Il s’écoula huit longues journées avant que n’arrive Lysa Arryn. Dont cinq de pluie, durant lesquelles Sansa se morfondit, nerveuse, au coin du feu, près du vieux chien aveugle. Trop patraque et trop édenté pour aller encore faire des rondes avec Bryen, il passait le plus clair de son temps à dormir, mais, quand elle le caressa, il se mit à geindre tout bas, lui lécha la main, ce qui suffit à faire d’eux des amis intimes. La pluie ayant cessé, Petyr l’emmena faire la visite de ses domaines, ce qui ne prit que quelques heures. Il possédait, comme annoncé, des tas et des tas de caillasse. Il y avait un endroit où les flots, s’engouffrant dans une cheminée, rejaillissaient à trente pieds de haut, et un autre où quelqu’un avait sculpté dans un rocher l’étoile à sept branches des nouveaux dieux.
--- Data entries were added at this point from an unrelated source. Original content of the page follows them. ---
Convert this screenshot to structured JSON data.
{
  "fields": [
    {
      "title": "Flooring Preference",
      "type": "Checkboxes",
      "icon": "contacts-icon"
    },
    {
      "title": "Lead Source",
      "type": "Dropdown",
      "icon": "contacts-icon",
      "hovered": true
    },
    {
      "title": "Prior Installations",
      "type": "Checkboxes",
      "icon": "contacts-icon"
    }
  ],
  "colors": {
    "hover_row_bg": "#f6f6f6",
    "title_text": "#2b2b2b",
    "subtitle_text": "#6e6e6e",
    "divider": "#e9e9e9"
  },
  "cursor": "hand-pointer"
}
A en croire Littlefinger, elle indiquait l’un des points de la côte où avaient débarqué les Andals lorsque, traversant le détroit, ils étaient venus s’emparer du Val au détriment des Premiers Hommes.
Plus à l’intérieur des terres vivaient, dans des bicoques en pierres sèches, au bord d’une tourbière, une douzaine de familles. « Mes sujets personnels », déclara Petyr, encore que les plus âgés seuls eussent l’air de le reconnaître. Il y avait également sur son fief une grotte d’ermite, mais d’ermite point. « Il est mort, à présent, mais, quand j’étais mioche, mon père me mena le voir. Comme cela faisait quarante ans que le drôle ne s’était lavé, je vous laisse imaginer l’arôme qu’il exhalait, mais il passait pour posséder le don de prophétie. Il me pelota plus ou moins puis finit par affirmer que je serais un grand homme, eu égard à quoi mon père lui donna une gourde de vin. » Il émit un reniflement. « Je lui aurais prédit la même chose pour un demi-godet. »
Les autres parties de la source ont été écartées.